A group of 50 economists, led by Professor Michael Grubb from Cambridge University and Dr Ottmar Edenhofer from the Potsdam Institute for Climate Impact Research, submitted a statement to Environment Commissioner Stavros Dimas saying that if the cuts made under Phase 2 were to be consistent with Kyoto targets, then current allocations would have to be cut back by about 10 per cent.
There have been marginal increases in the number of permits being auctioned to industry rather than given as a windfall, but there is resistance from the business community to paying more for quotas.
Andrew Sentance, a member of the Monetary Policy Committee at the Bank of England, stated, ‘If emissions trading started to be used effectively as a big money-raising scheme through auctioning permits I think business would grow more sceptical.’
With all the uncertainty and doubt surrounding emissions trading it seems like an enormous gamble, given the need to act as quickly as possible, to place so much faith in the market being able to solve the problem of climate change.
Previous experiences of emissions trading have taken place on a far smaller scale than is being attempted with the greenhouse gases, with at best mixed results.
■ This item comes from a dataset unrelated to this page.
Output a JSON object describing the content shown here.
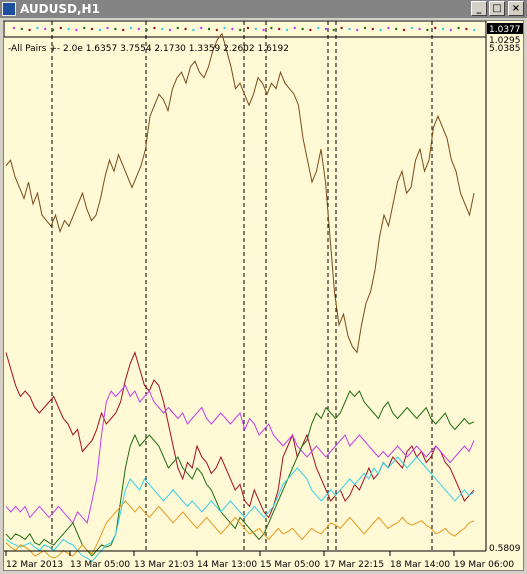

Before the implementation of Kyoto there were many examples of innovative and successful legislation introduced unilaterally by governments in order to reduce CO2 emissions that were not reliant on trading schemes.
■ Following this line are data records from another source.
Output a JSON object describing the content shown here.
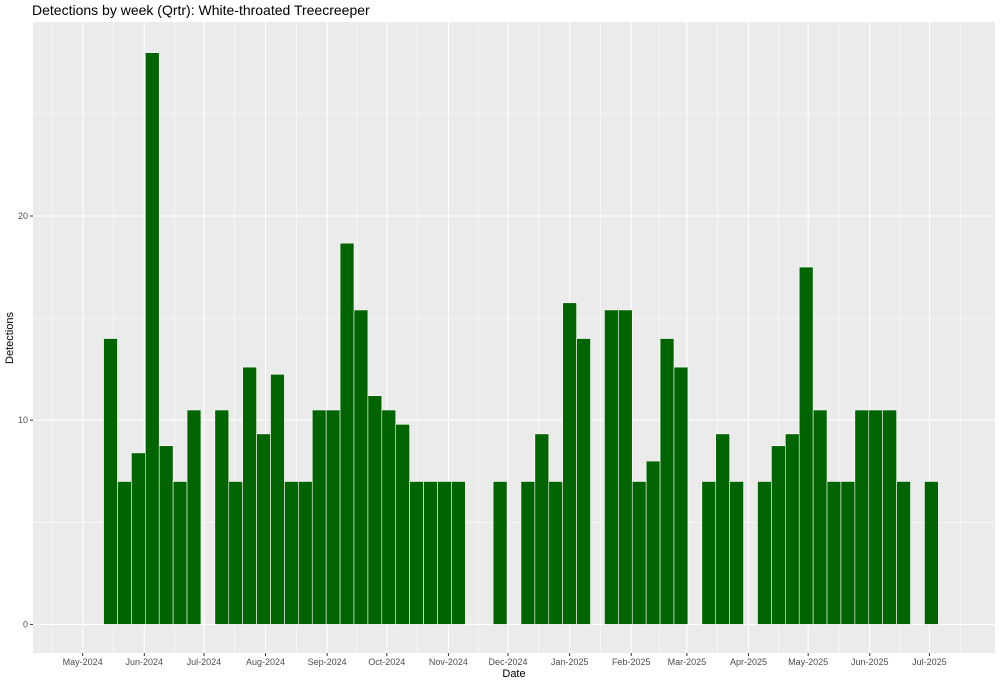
{
  "chart_data": {
    "type": "bar",
    "title": "Detections by week (Qrtr): White-throated Treecreeper",
    "xlabel": "Date",
    "ylabel": "Detections",
    "x_ticks": [
      {
        "label": "May-2024",
        "date": "2024-05-01"
      },
      {
        "label": "Jun-2024",
        "date": "2024-06-01"
      },
      {
        "label": "Jul-2024",
        "date": "2024-07-01"
      },
      {
        "label": "Aug-2024",
        "date": "2024-08-01"
      },
      {
        "label": "Sep-2024",
        "date": "2024-09-01"
      },
      {
        "label": "Oct-2024",
        "date": "2024-10-01"
      },
      {
        "label": "Nov-2024",
        "date": "2024-11-01"
      },
      {
        "label": "Dec-2024",
        "date": "2024-12-01"
      },
      {
        "label": "Jan-2025",
        "date": "2025-01-01"
      },
      {
        "label": "Feb-2025",
        "date": "2025-02-01"
      },
      {
        "label": "Mar-2025",
        "date": "2025-03-01"
      },
      {
        "label": "Apr-2025",
        "date": "2025-04-01"
      },
      {
        "label": "May-2025",
        "date": "2025-05-01"
      },
      {
        "label": "Jun-2025",
        "date": "2025-06-01"
      },
      {
        "label": "Jul-2025",
        "date": "2025-07-01"
      }
    ],
    "y_ticks": [
      0,
      10,
      20
    ],
    "ylim": [
      -1.4,
      29.5
    ],
    "xlim": [
      "2024-04-06",
      "2025-08-03"
    ],
    "grid": true,
    "bar_color": "#006400",
    "categories": [
      "2024-05-15",
      "2024-05-22",
      "2024-05-29",
      "2024-06-05",
      "2024-06-12",
      "2024-06-19",
      "2024-06-26",
      "2024-07-10",
      "2024-07-17",
      "2024-07-24",
      "2024-07-31",
      "2024-08-07",
      "2024-08-14",
      "2024-08-21",
      "2024-08-28",
      "2024-09-04",
      "2024-09-11",
      "2024-09-18",
      "2024-09-25",
      "2024-10-02",
      "2024-10-09",
      "2024-10-16",
      "2024-10-23",
      "2024-10-30",
      "2024-11-06",
      "2024-11-27",
      "2024-12-11",
      "2024-12-18",
      "2024-12-25",
      "2025-01-01",
      "2025-01-08",
      "2025-01-22",
      "2025-01-29",
      "2025-02-05",
      "2025-02-12",
      "2025-02-19",
      "2025-02-26",
      "2025-03-12",
      "2025-03-19",
      "2025-03-26",
      "2025-04-09",
      "2025-04-16",
      "2025-04-23",
      "2025-04-30",
      "2025-05-07",
      "2025-05-14",
      "2025-05-21",
      "2025-05-28",
      "2025-06-04",
      "2025-06-11",
      "2025-06-18",
      "2025-07-02"
    ],
    "values": [
      14.0,
      7.0,
      8.4,
      28.0,
      8.75,
      7.0,
      10.5,
      10.5,
      7.0,
      12.6,
      9.33,
      12.25,
      7.0,
      7.0,
      10.5,
      10.5,
      18.67,
      15.4,
      11.2,
      10.5,
      9.8,
      7.0,
      7.0,
      7.0,
      7.0,
      7.0,
      7.0,
      9.33,
      7.0,
      15.75,
      14.0,
      15.4,
      15.4,
      7.0,
      8.0,
      14.0,
      12.6,
      7.0,
      9.33,
      7.0,
      7.0,
      8.75,
      9.33,
      17.5,
      10.5,
      7.0,
      7.0,
      10.5,
      10.5,
      10.5,
      7.0,
      7.0
    ]
  }
}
In the 1990s Denmark introduced a variety of ‘green taxes’, including an energy tax, the revenues from which were recycled into subsidies for energy saving projects.
In 1991, Germany provided the wind-power industry with a huge boost in the form of feed-in tariffs, and the wider renewable energy industry benefited when this legislation was improved and expanded in 2000 with the Renewable Energy Sources Act.
Waiting yet more years to learn further lessons from the next round of ineffective emissions trading is a luxury we don’t have. However politically unfashionable it may be, and however inimical it is to the business community, there is an urgent need to return to the tried and tested means that do deliver real results in terms of emissions reductions, such as stricter regulation, oversight and penalties for polluters on community, local, national and international levels, as well as support for communities adversely impacted by climate change.